なぜ度々プルトニウム問題がクローズアップされるのかといえば、それは、日本国内には、核燃料を再処理する以外の法律が実質的には備わっていないからです。長年の方針である核燃料サイクルの推進のため、そのような前提で法律が整備されています。現実にはそれが機能しないから悪い方にしか進まないのです。

使用済み核燃料は直接処分(処分場の選定までは、暫定的に地上で乾式貯蔵)。プルトニウムは英仏等に引き取ってもらう(所有権移転)、あるいは不純物を混ぜて廃棄処分(不動化処理)。他、廃棄処分の研究開発を多国間で取り組む。問題解決の手段はいろいろあるとしても、現状では「ご意見は承りました」程度の話にしかならない。

透明性のある原子力政策というのであれば、プルサーマルや再処理工場の稼働率を下げる等、その場しのぎではなく、たとえ部分的でも構わないので、直接処分やプルトニウムを廃棄できる法的整備を進めることが必要だと考えます。とはいえ、制度の見直しによる責任や補償問題も、国にとってはハードルが高いのかもしれません。

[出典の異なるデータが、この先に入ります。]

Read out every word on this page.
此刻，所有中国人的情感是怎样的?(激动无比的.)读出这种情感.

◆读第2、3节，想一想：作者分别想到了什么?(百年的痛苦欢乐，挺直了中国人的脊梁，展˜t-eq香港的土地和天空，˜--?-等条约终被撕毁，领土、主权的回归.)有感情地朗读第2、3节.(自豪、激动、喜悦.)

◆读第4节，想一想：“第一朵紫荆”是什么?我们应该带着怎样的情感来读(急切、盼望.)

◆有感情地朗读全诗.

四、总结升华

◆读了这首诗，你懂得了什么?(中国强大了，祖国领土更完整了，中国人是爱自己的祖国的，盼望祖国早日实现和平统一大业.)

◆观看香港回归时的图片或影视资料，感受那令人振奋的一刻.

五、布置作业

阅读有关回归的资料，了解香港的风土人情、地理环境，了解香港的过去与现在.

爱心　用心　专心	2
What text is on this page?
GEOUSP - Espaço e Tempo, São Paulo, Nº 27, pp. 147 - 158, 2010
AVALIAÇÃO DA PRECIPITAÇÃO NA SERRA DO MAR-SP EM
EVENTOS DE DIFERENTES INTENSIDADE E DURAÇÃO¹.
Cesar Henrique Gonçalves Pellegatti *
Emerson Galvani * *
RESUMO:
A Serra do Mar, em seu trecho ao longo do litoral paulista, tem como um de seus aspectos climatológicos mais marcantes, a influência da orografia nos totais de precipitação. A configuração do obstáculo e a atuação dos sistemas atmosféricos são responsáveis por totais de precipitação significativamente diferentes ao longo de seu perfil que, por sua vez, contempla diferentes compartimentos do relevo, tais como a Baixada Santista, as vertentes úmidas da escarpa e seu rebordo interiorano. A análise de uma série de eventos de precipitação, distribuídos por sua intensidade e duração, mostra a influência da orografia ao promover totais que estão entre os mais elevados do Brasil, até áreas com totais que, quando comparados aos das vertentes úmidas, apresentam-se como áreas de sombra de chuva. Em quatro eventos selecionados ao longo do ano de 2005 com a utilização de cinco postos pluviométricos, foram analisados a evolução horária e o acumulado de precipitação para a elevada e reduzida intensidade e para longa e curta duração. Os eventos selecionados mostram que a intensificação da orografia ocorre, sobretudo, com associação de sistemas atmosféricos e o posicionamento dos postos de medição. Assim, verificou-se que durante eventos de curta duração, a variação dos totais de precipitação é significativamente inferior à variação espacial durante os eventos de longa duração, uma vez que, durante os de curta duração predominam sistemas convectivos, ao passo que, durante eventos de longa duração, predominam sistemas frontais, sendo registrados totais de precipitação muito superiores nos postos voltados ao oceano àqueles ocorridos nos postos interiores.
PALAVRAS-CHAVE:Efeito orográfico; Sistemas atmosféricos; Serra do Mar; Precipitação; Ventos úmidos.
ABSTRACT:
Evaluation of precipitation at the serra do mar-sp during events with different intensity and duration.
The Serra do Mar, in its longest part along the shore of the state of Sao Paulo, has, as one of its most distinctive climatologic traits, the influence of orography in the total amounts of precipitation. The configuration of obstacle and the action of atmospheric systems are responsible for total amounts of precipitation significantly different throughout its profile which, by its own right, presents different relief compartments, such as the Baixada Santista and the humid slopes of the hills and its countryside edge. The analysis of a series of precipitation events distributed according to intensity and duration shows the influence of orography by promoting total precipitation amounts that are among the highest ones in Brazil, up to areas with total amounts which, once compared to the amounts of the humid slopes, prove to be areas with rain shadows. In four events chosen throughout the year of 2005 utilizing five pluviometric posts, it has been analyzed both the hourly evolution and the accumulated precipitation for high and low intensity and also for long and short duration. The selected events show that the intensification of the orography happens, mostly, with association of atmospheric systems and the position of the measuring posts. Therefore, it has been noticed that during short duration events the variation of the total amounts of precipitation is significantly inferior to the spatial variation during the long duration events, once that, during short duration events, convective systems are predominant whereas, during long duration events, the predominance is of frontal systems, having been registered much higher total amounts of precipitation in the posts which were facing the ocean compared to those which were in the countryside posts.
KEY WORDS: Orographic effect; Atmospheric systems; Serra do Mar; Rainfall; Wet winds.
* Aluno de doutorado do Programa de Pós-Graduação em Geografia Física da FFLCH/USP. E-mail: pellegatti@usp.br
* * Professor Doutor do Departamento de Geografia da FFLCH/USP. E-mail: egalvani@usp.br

原発の推進に核燃料サイクルは必須の条件ではありません(もともと核燃料サイクルと原発を両立している国は少数)し、原発ゼロを進めるにも、直接処分とプルトニウムの廃棄の議論は必要になってきます。

核燃料サイクルを断念・あるいは制限するからといって原発がゼロになるわけではありませんが、現状の不透明な原子力政策を正すことは、本当の意味でアメリカ・国際社会への説明責任を果たすことになり、ひいては原発ゼロ社会の実現にも資すると言えるでしょう。

その3につづく


2018/6/24 追記1

私は以前、プルトニウムの核兵器への転用を防ぐ意味で、「核拡散の抵抗性を高める」処置が必要であると述べています。これは、例えばテロリスト等に核物質を盗まれない(容易にプルトニウムを取り出せない)、プルトニウムが盗まれても、そう簡単に核兵器が作られないように、あらかじめ時間を稼ぐような処置を施すことを意味します。

それらのための一番手っ取り早い方法は、使用済み燃料はそのまま直接処分にすることです。未使用の核燃料は手で触っても平気ですが、一度使用すれば、人が数秒で死んでしまうほどの強い放射線を発します。すなわち、テロリストからプルトニウムを強い放射線でガードするイメージです。

プルサーマルで使用した「使用済みMOX」にもプルトニウムが入っていますが、仮にこれを「再処理しないで処分」するのであれば、一応、上記と同じような形になります。プルトニウムが燃料の中に入っているので、核拡散の抵抗性が高いことになるからです。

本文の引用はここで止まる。